Uno dei fattori abilitanti di questa continua crescita, l'approccio di “aprire il cofano” del software di
internet per svelare a tutti il funzionamento del suo motore (in informatica questo approccio si
chiama open source) merita un approfondimento. Dopotutto si tratta di un'anomalia storica: il
software più diffuso negli anni 80 e 90 veniva venduto in forma di applicazioni eseguibili, con il
cofano ben sigillato e protetto da copyright. Nessun programmatore al di fuori dell'azienda che lo
produceva aveva accesso al codice sorgente. L'esempio più noto e di maggior successo di questo
approccio proprietario e riservato al software è naturalmente Microsoft. La scelta di Tim Berners-
Lee e Marc Andreesen, autori dei primi browsers, di consentire l'accesso al codice sorgente delle
pagine sembra dissonante rispetto alla cultura informatica dominante dell'epoca, ma è coerente
rispetto alla cultura che la neonata internet ereditava da ARPANET; un villaggio globale popolato di
qualche migliaio di accademici e hackers, buoni conoscitori delle tecnologie rilevanti. In questo
contesto sociale di “nessuno spettatore, tutti partecipanti” progettare applicazioni chiuse sarebbe
sembrato strano, se non addirittura offensivo nei confronti degli altri coders. Inoltre, si trattava di un
contesto rigorosamente non commerciale: fino al 1991 fare affari in internet era strettamente
vietato, e ancora nel 1995 le regole vigenti favorivano le istituzioni pubbliche come le università e
ne vietavano l'uso commerciale “intensivo”3.

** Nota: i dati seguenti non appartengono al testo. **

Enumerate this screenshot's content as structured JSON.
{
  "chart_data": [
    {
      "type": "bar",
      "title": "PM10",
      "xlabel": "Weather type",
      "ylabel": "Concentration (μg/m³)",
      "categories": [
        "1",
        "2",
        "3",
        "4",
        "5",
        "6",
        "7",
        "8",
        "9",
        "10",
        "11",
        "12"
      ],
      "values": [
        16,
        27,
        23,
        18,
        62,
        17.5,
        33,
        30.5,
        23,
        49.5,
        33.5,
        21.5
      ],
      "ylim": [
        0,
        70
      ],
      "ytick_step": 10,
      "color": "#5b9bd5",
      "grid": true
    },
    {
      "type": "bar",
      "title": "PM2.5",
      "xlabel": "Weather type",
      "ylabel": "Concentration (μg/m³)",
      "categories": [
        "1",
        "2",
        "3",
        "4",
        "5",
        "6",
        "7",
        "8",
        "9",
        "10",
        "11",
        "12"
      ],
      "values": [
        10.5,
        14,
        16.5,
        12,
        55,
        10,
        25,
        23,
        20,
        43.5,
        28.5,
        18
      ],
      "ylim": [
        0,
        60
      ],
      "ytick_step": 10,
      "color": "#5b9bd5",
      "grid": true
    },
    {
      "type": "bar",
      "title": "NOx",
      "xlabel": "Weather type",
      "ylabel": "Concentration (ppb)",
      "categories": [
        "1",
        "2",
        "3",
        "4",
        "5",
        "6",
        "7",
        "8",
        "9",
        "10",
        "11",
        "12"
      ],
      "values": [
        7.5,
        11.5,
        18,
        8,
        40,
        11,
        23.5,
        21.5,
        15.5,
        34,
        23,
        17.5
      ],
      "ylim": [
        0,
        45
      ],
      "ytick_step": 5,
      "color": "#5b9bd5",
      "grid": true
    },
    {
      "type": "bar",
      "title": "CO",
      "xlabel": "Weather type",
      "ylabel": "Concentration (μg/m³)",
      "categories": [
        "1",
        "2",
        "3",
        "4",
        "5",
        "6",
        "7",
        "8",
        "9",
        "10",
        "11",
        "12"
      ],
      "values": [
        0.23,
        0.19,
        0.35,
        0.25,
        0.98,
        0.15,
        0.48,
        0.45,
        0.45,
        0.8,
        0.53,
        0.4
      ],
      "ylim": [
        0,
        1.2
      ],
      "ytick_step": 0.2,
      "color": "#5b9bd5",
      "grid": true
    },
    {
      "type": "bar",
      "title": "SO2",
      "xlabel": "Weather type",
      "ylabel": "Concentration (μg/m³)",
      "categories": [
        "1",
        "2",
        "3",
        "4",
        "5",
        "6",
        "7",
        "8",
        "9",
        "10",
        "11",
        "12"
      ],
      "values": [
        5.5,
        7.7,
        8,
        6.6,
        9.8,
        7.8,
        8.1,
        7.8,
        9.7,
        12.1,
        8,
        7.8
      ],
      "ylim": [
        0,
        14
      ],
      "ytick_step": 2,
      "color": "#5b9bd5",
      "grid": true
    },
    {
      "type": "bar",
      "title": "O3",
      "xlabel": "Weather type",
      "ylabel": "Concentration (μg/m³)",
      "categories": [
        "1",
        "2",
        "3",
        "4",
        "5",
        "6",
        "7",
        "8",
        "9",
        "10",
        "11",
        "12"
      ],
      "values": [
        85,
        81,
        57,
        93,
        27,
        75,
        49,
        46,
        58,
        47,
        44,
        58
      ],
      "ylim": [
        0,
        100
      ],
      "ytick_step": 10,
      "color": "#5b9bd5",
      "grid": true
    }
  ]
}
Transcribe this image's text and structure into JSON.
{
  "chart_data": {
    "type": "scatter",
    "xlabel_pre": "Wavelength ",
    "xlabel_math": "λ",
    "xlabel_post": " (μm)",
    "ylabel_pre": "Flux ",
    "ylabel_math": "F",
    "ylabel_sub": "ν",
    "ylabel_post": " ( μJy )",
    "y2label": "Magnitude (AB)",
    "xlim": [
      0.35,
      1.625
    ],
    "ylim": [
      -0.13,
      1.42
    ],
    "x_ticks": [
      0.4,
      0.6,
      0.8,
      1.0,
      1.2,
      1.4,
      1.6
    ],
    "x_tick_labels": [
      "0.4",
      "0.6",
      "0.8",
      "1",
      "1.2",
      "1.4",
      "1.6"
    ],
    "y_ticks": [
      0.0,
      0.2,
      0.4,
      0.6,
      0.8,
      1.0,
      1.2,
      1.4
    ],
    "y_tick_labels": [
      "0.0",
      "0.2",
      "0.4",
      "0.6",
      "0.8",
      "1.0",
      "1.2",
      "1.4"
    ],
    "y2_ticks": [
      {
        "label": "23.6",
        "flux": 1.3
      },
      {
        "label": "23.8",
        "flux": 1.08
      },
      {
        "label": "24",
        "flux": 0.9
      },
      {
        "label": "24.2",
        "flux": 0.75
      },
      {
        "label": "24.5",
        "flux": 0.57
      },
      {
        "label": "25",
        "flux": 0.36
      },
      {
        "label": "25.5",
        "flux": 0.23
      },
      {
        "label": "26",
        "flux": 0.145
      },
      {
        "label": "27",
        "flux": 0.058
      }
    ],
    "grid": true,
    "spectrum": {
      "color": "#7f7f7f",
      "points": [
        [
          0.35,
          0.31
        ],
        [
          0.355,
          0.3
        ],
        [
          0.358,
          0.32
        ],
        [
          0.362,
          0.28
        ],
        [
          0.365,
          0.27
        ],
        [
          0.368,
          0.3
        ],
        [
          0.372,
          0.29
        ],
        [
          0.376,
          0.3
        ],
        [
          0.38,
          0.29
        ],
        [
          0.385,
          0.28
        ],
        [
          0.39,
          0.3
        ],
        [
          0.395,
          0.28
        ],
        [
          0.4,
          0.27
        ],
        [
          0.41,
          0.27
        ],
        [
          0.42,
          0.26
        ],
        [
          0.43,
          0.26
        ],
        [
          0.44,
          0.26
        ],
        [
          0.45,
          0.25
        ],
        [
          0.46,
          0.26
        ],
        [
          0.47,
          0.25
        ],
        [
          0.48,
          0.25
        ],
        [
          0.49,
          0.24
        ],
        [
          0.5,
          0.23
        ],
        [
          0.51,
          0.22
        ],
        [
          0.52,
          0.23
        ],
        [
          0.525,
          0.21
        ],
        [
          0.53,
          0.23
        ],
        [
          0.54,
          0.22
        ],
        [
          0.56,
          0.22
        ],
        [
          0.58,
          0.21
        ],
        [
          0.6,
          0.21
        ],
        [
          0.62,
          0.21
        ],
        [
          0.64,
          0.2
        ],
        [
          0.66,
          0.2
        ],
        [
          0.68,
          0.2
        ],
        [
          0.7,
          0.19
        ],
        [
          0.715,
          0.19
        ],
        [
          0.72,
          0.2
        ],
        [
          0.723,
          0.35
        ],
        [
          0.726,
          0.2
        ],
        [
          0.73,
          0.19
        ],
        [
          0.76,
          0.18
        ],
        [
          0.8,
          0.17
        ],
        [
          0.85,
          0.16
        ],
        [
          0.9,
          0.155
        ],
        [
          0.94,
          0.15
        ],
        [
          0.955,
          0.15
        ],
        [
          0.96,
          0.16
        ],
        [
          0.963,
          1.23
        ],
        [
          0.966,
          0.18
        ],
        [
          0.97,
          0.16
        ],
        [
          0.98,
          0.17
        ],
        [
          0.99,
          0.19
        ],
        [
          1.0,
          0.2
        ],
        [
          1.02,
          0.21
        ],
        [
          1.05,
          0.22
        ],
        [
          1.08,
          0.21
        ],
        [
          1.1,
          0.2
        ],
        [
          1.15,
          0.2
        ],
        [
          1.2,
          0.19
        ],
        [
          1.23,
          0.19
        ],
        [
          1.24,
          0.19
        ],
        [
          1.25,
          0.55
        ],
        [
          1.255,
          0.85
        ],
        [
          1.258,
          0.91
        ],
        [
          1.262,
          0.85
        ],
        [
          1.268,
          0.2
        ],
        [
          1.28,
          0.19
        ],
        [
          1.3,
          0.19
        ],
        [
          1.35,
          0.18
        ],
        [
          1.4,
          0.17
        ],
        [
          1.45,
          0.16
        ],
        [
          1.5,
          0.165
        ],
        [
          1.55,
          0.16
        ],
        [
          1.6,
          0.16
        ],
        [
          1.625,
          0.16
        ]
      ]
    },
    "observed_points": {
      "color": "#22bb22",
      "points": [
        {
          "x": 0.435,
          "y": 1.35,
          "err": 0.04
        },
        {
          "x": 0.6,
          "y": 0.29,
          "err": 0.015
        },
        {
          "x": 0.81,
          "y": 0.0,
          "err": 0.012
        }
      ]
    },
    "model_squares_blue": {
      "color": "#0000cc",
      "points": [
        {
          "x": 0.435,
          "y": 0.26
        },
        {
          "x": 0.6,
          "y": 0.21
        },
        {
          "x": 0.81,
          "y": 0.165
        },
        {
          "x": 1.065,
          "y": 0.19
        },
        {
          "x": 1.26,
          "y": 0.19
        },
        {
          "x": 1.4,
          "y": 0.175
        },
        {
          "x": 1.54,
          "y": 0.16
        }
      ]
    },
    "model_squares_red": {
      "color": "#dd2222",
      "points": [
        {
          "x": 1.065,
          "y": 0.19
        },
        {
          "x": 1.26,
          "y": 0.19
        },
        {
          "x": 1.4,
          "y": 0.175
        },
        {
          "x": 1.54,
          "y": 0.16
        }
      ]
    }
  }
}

Nonostante la colonizzazione di internet da parte di fiorenti attività for profit, la cultura open source
dei primi hackers è ancora vitale, e anzi ha segnato parecchi punti a suo favore a partire dagli anni
90. Anche la struttura di governance della rete ha tenuto, resistendo alle spinte del business per la
creazione di una “super-rete” in cui dare priorità al traffico su contenuti a pagamento. E' ancora
molto alto il prestigio della geek élite associata alla creazione della prima internet: nomi come
Berners-Lee, Kelly, O'Leary e Andreesen sono estremamente autorevoli. Per un osservatore
italiano, la situazione può ricordare l'Italia dell'immediato dopoguerra, dove una classe dirigente
formatasi nella Resistenza antifascista godeva di grande prestigio ed era in grado di indirizzare lo
sviluppo del paese. Vi sono, quindi, i presupposti per una prosecuzione della crescita di internet
anche nei prossimi anni, anche se sarà interessante vedere cosa succederà quando i padri
fondatori si saranno fatti da parte e i figli della bolla speculativa della new economy del 1999 li
avranno sostituiti sul ponte di comando.